Lo interesante de 5AM no son los *hits* —que los tiene—, sino cómo Mora juega con los silencios, los *drops* inesperados y una paleta de sonidos que va del R&B oscuro al *trap* atmosférico. Canciones como *"Tuyo"* o *"La inocencia"* suenan como si estuvieran grabadas en una habitación con eco, con voces que parecen susurrar aunque estén rapeando. Es reggaetón, sí, pero con la textura de un sueño del que no quieres despertar. Y eso, en un género que suele premiar la repetición y el *boom bap* predecible, es una herejía necesaria.

¿Por qué Mora no suena como los demás?

Hay tres claves que lo separan del resto:

  • La producción como protagonista. Mora no delega el sonido: lo esculpe. Sus *beats* tienen capas, *pads* que parecen respirar, *samples* que aparecen y desaparecen como fantasmas. No es el reggaetón de *kick* gigante y *snare* que suena igual en todos los temas; es música con *mood*, con intención.
  • Letras que van más allá del *perreo*. No es que hable de amor como un poeta —aunque a veces lo haga—, sino que sus letras tienen matices. En *"5AM"* canta sobre la soledad de la fama; en *"La inocencia"* mezcla nostalgia con culpa. No son *lyrics* profundos en el sentido académico, pero sí son honestos: el tipo no finge ser un *gangster* ni un *playboy* si no lo siente.
  • Colaboraciones que suman, no que repiten. Trabajar con Bad Bunny no lo convirtió en un clon de Bad Bunny. Al contrario: en *"Neverita"* suena como Mora, no como un *feat* más. Lo mismo pasa con sus colaboraciones con Rauw Alejandro o Myke Towers: no busca el *hit* fácil, sino el diálogo entre estilos.

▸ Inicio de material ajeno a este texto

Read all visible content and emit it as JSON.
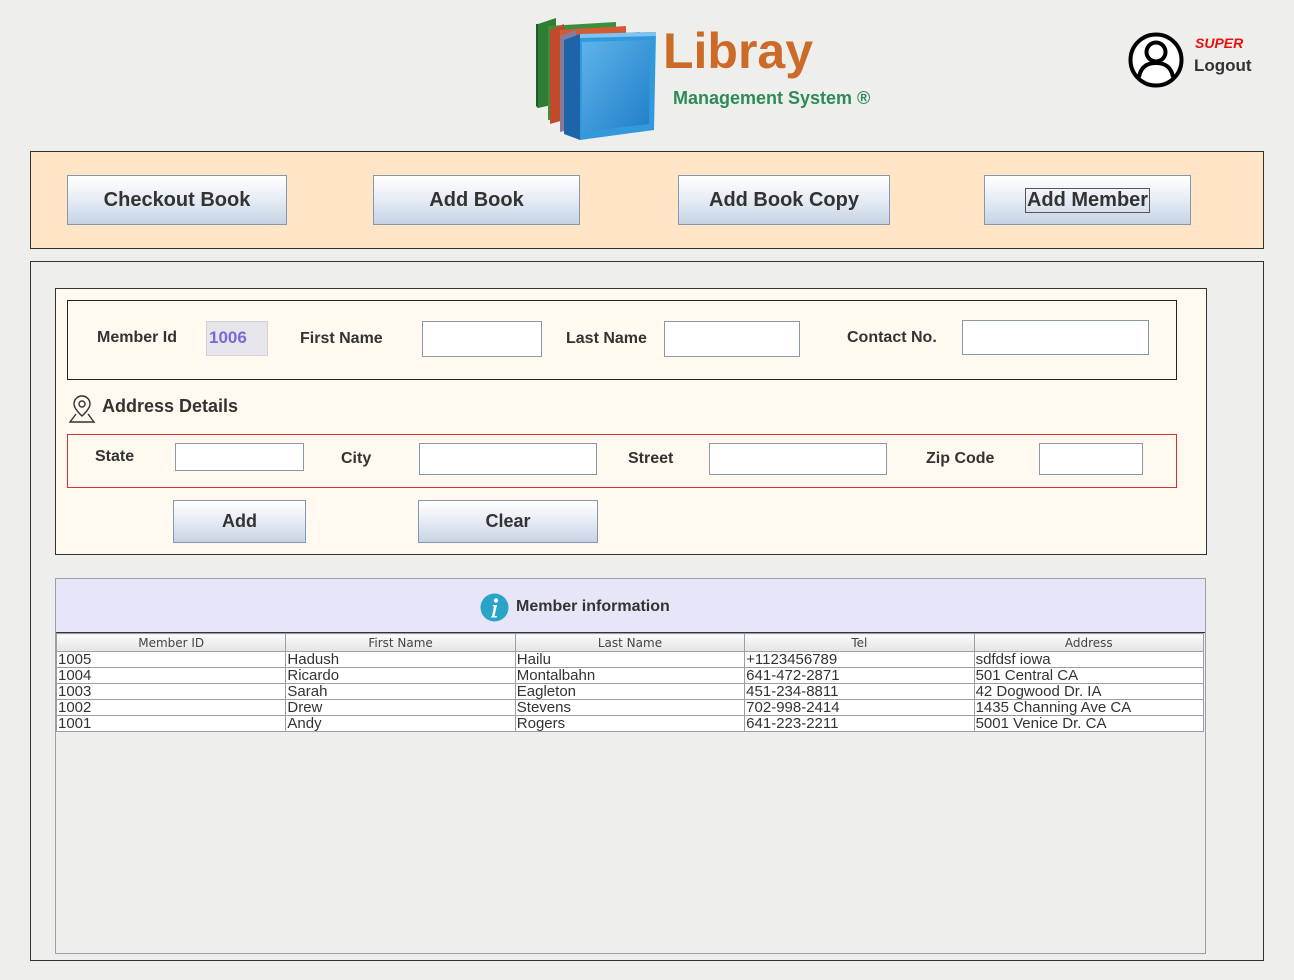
{
  "header": {
    "app_title": "Libray",
    "app_subtitle": "Management System ®",
    "user_role": "SUPER",
    "logout_label": "Logout"
  },
  "menu": {
    "checkout_book": "Checkout Book",
    "add_book": "Add Book",
    "add_book_copy": "Add Book Copy",
    "add_member": "Add Member"
  },
  "form": {
    "member_id_label": "Member Id",
    "member_id_value": "1006",
    "first_name_label": "First Name",
    "first_name_value": "",
    "last_name_label": "Last Name",
    "last_name_value": "",
    "contact_label": "Contact No.",
    "contact_value": "",
    "address_title": "Address Details",
    "state_label": "State",
    "state_value": "",
    "city_label": "City",
    "city_value": "",
    "street_label": "Street",
    "street_value": "",
    "zip_label": "Zip Code",
    "zip_value": "",
    "add_button": "Add",
    "clear_button": "Clear"
  },
  "member_info": {
    "title": "Member information",
    "columns": [
      "Member ID",
      "First Name",
      "Last Name",
      "Tel",
      "Address"
    ],
    "rows": [
      [
        "1005",
        "Hadush",
        "Hailu",
        "+1123456789",
        "sdfdsf iowa"
      ],
      [
        "1004",
        "Ricardo",
        "Montalbahn",
        "641-472-2871",
        "501 Central CA"
      ],
      [
        "1003",
        "Sarah",
        "Eagleton",
        "451-234-8811",
        "42 Dogwood Dr. IA"
      ],
      [
        "1002",
        "Drew",
        "Stevens",
        "702-998-2414",
        "1435 Channing Ave CA"
      ],
      [
        "1001",
        "Andy",
        "Rogers",
        "641-223-2211",
        "5001 Venice Dr. CA"
      ]
    ]
  },
  "icons": {
    "logo": "books-stack-logo",
    "user": "user-avatar-icon",
    "address": "map-pin-icon",
    "info": "info-icon"
  }
}
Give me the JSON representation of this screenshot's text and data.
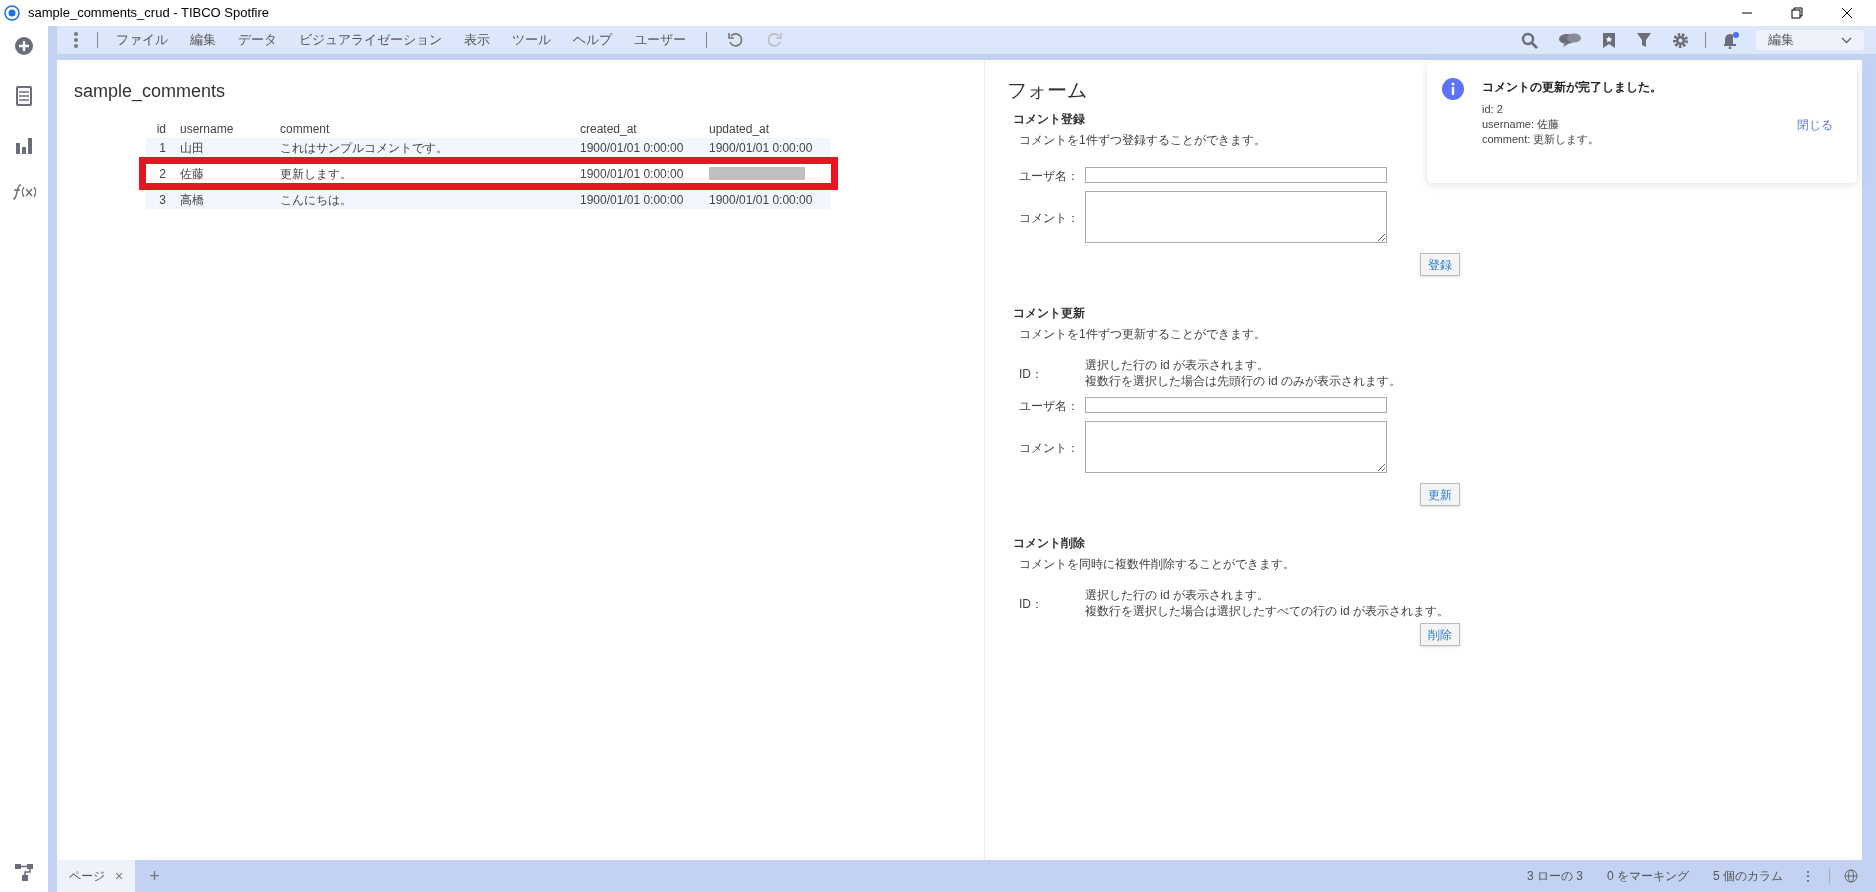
{
  "window": {
    "title": "sample_comments_crud - TIBCO Spotfire"
  },
  "menu": {
    "items": [
      "ファイル",
      "編集",
      "データ",
      "ビジュアライゼーション",
      "表示",
      "ツール",
      "ヘルプ",
      "ユーザー"
    ]
  },
  "mode_dropdown": {
    "value": "編集"
  },
  "table": {
    "title": "sample_comments",
    "columns": [
      "id",
      "username",
      "comment",
      "created_at",
      "updated_at"
    ],
    "rows": [
      {
        "id": "1",
        "username": "山田",
        "comment": "これはサンプルコメントです。",
        "created_at": "1900/01/01 0:00:00",
        "updated_at": "1900/01/01 0:00:00",
        "highlighted": false,
        "updated_at_redacted": false
      },
      {
        "id": "2",
        "username": "佐藤",
        "comment": "更新します。",
        "created_at": "1900/01/01 0:00:00",
        "highlighted": true,
        "updated_at_redacted": true
      },
      {
        "id": "3",
        "username": "高橋",
        "comment": "こんにちは。",
        "created_at": "1900/01/01 0:00:00",
        "updated_at": "1900/01/01 0:00:00",
        "highlighted": false,
        "updated_at_redacted": false
      }
    ]
  },
  "form": {
    "title": "フォーム",
    "sections": [
      {
        "title": "コメント登録",
        "description": "コメントを1件ずつ登録することができます。",
        "fields": [
          {
            "kind": "text",
            "label": "ユーザ名："
          },
          {
            "kind": "textarea",
            "label": "コメント："
          }
        ],
        "button": "登録"
      },
      {
        "title": "コメント更新",
        "description": "コメントを1件ずつ更新することができます。",
        "fields": [
          {
            "kind": "info",
            "label": "ID：",
            "lines": [
              "選択した行の id が表示されます。",
              "複数行を選択した場合は先頭行の id のみが表示されます。"
            ]
          },
          {
            "kind": "text",
            "label": "ユーザ名："
          },
          {
            "kind": "textarea",
            "label": "コメント："
          }
        ],
        "button": "更新"
      },
      {
        "title": "コメント削除",
        "description": "コメントを同時に複数件削除することができます。",
        "fields": [
          {
            "kind": "info",
            "label": "ID：",
            "lines": [
              "選択した行の id が表示されます。",
              "複数行を選択した場合は選択したすべての行の id が表示されます。"
            ]
          }
        ],
        "button": "削除"
      }
    ]
  },
  "notification": {
    "title": "コメントの更新が完了しました。",
    "lines": [
      "id: 2",
      "username: 佐藤",
      "comment: 更新します。"
    ],
    "close": "閉じる"
  },
  "status_bar": {
    "page_tab": "ページ",
    "page_close": "×",
    "add_page": "+",
    "items": [
      "3 ローの 3",
      "0 をマーキング",
      "5 個のカラム"
    ],
    "more": "⋮"
  }
}
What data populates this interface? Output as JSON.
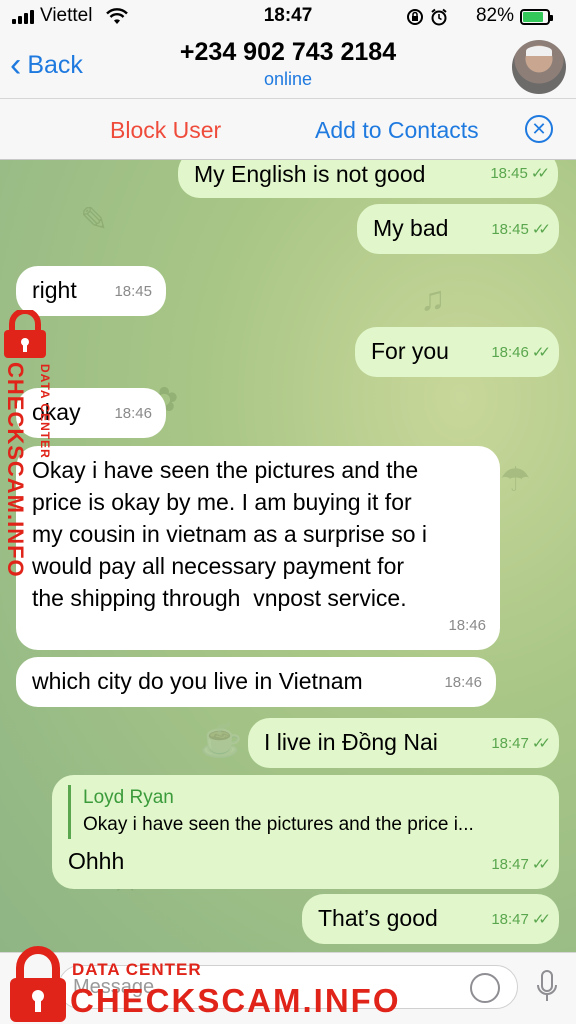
{
  "status_bar": {
    "carrier": "Viettel",
    "time": "18:47",
    "battery_percent": "82%",
    "icons": [
      "signal-icon",
      "wifi-icon",
      "orientation-lock-icon",
      "alarm-icon",
      "battery-icon"
    ]
  },
  "nav": {
    "back_label": "Back",
    "contact_name": "+234 902 743 2184",
    "contact_status": "online"
  },
  "action_bar": {
    "block_label": "Block User",
    "add_label": "Add to Contacts"
  },
  "messages": [
    {
      "dir": "out",
      "text": "My English is not good",
      "time": "18:45",
      "read": true
    },
    {
      "dir": "out",
      "text": "My bad",
      "time": "18:45",
      "read": true
    },
    {
      "dir": "in",
      "text": "right",
      "time": "18:45"
    },
    {
      "dir": "out",
      "text": "For you",
      "time": "18:46",
      "read": true
    },
    {
      "dir": "in",
      "text": "okay",
      "time": "18:46"
    },
    {
      "dir": "in",
      "lines": [
        "Okay i have seen the pictures and the",
        "price is okay by me. I am buying it for",
        "my cousin in vietnam as a surprise so i",
        "would pay all necessary payment for",
        "the shipping through  vnpost service."
      ],
      "time": "18:46"
    },
    {
      "dir": "in",
      "text": "which city do you live in Vietnam",
      "time": "18:46"
    },
    {
      "dir": "out",
      "text": "I live in Đồng Nai",
      "time": "18:47",
      "read": true
    },
    {
      "dir": "out",
      "reply": {
        "author": "Loyd Ryan",
        "text": "Okay i have seen the pictures and the price i..."
      },
      "text": "Ohhh",
      "time": "18:47",
      "read": true
    },
    {
      "dir": "out",
      "text": "That’s good",
      "time": "18:47",
      "read": true
    }
  ],
  "input": {
    "placeholder": "Message"
  },
  "watermark": {
    "small": "DATA CENTER",
    "big": "CHECKSCAM.INFO"
  },
  "colors": {
    "accent": "#1f7ae0",
    "danger": "#ef4b3b",
    "outgoing_bubble": "#e1f7cb",
    "incoming_bubble": "#ffffff",
    "read_ticks": "#5aa64e",
    "watermark": "#e0241a"
  }
}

Eso sí: no es perfecto. A veces su obsesión por el detalle hace que sus canciones pierdan frescura, como si estuvieran demasiado trabajadas. Y hay momentos en los que su voz —correcta, pero no excepcional— queda ahogada por la producción. Pero son errores de alguien que apuesta, no de quien se conforma con lo seguro.

El reggaetón después de Mora

Lo que está haciendo Mora no es solo música: es un manifiesto. En un género que muchos dan por muerto (o, peor, por estancado en la repetición), él demuestra que el reggaetón puede evolucionar sin perder su esencia. No se trata de hacer *pop* con *dembow*, ni de imitar el *trap* estadounidense, sino de llevar el género a lugares donde nadie lo esperaba: la electrónica, el *synthwave*, incluso el *rock* en dosis homeopáticas.

¿Será el próximo Bad Bunny? Probablemente no. Bad Bunny es un fenómeno cultural, un *showman* que trasciende la música. Mora es otra cosa: un artesano, un tipo que prefiere quedarse en el estudio ajustando un *hi-hat* antes que en una alfombra roja. Y eso, en 2025, es casi revolucionario.

El reggaetón lleva años buscando su próximo paso. Mora ya lo está dando. La pregunta es si el público está listo para seguirlo.